Can you think of a better way to measure service reliability than the ones your transit agencies use? Can you develop ways to analyze the system's performance that will reveal more precisely where and why things go wrong? Now, any transit geek with a head for statistics can try out these ideas, and share what they discover, for any transit agency that publishes a real-time information feed.
San Francisco's Muni was one of the first transit agencies to make all of its realtime information public. NextBus uses this data to drive its real-time information displays in shelters, and on its website. But these systems also have a terrific by-product: they generate a historical record of where every bus and train was, at every minute, on every day. The sheer mass of information makes it possible to aggregate many days' data so that the noise of random disruptions falls away and you can see the pervasive, routine ways in which the system may be failing (or succeeding!)
Prompted by an earlier post of mine, reader Tung Way Yip took a shot (temporary link). Here, he assesses a basic metric that he calls "average arrival." As I understand this, he's assessing the likelihood that you will actually wait a given number of minutes. The Y-axis is the percentage of cases in which each x-value as observed.
For a high-frequency route, this analysis is far, far more relevant to customer experience than the on-time performance metrics that most transit agencies use. On-time performance -- the difference between a trip's scheduled arrival time and its actual time -- is easy to measure. But once a line is running better than every 10 minutes, no customer is waiting specifically for the 5:32 as opposed to the 5:35 trip, so the on-time performance of that trip doesn't matter. What matters to the customer is the actual waiting time. That's what Mr. Tung is measuring here, and it's an analysis that others could take a lot further.
For a simple model of why this matters, imagine that you have a bus line running every 10 minutes, and every single bus is exactly 10 minutes late. From the standpoint of a classic on-time performance measure (which typically counts the percentage of trips that are more than five minutes late) this situation would be described as 100% failure, because 100% of all trips are late.
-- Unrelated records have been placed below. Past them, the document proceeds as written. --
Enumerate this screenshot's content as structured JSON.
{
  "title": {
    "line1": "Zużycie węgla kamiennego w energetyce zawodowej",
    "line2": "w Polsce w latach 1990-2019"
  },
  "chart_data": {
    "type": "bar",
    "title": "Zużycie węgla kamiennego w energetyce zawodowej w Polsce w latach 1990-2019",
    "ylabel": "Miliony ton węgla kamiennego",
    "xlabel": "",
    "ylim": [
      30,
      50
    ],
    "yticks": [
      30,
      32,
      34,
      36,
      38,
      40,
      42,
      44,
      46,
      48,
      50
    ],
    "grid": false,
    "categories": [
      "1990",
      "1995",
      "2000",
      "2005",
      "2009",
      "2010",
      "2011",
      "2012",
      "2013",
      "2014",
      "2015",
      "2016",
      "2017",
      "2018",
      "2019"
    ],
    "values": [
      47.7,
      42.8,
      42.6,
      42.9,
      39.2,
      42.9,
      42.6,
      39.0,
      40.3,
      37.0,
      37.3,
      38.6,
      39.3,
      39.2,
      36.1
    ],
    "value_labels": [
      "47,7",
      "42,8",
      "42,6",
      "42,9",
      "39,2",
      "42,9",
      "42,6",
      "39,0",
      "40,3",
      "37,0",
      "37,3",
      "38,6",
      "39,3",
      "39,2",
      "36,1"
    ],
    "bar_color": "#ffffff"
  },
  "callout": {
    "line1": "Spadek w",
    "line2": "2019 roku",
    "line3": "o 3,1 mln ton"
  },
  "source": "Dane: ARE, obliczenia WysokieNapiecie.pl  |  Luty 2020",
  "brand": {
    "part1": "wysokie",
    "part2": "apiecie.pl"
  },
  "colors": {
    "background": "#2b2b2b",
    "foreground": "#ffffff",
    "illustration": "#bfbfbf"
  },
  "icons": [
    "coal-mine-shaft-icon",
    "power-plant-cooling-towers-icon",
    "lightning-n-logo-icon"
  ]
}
From the customer's standpoint, on the other hand, this would be perfection: buses are coming every 10 minutes, exactly as promised. Much more about this conundrum, and the choices it requires us to confront, here.
Meanwhile, I encourage other transit geeks to dig into real-time performance data, and especially to aggregate the data for many non-holiday weekdays to smooth out the random accidents and see the more pervasive patterns. Forget whether some lines are more on time than others. For frequent service, the interesting question is how long the actual gaps between consecutive buses are. Perhaps agencies (or failing that, local transit blogs) should publish line-by-line data about the reliability of waiting times. A statistician would describe the result as the standard deviation of headway, but you could put it in more user-friendly terms: For a particular line, at a particular stop, you could present the probability that you will wait, say, 10% longer than the ideal average wait. (The universe of data points would be made up of all the minutes of a day, or other analysis period, and the observed actual waiting time for someone who arrived at the stop at that minute.)
For example, if a line runs every 10 minutes, that means your wait should be an average of 5 min and a maximum of 10. So what percentage of the time will you actually wait more than 10? What percentage of the time will you actually wait more than 15? 20? These simple curves could help people know which transit lines, or parts of lines, they can really count on. This could be really useful information if you want to make a decision on whether to live on this line, or to buy a vehicle if you do.
For wider appeal, you could also make a map of the data, perhaps in the Eric Fischer style. Before long, you'd know as much about your transit system's operations as its operators do, and be able to make really focused, quantitative comments based on incontrovertible data. Your transit agency may initially react defensively if you do this, but in the end, you'll be doing them a favor.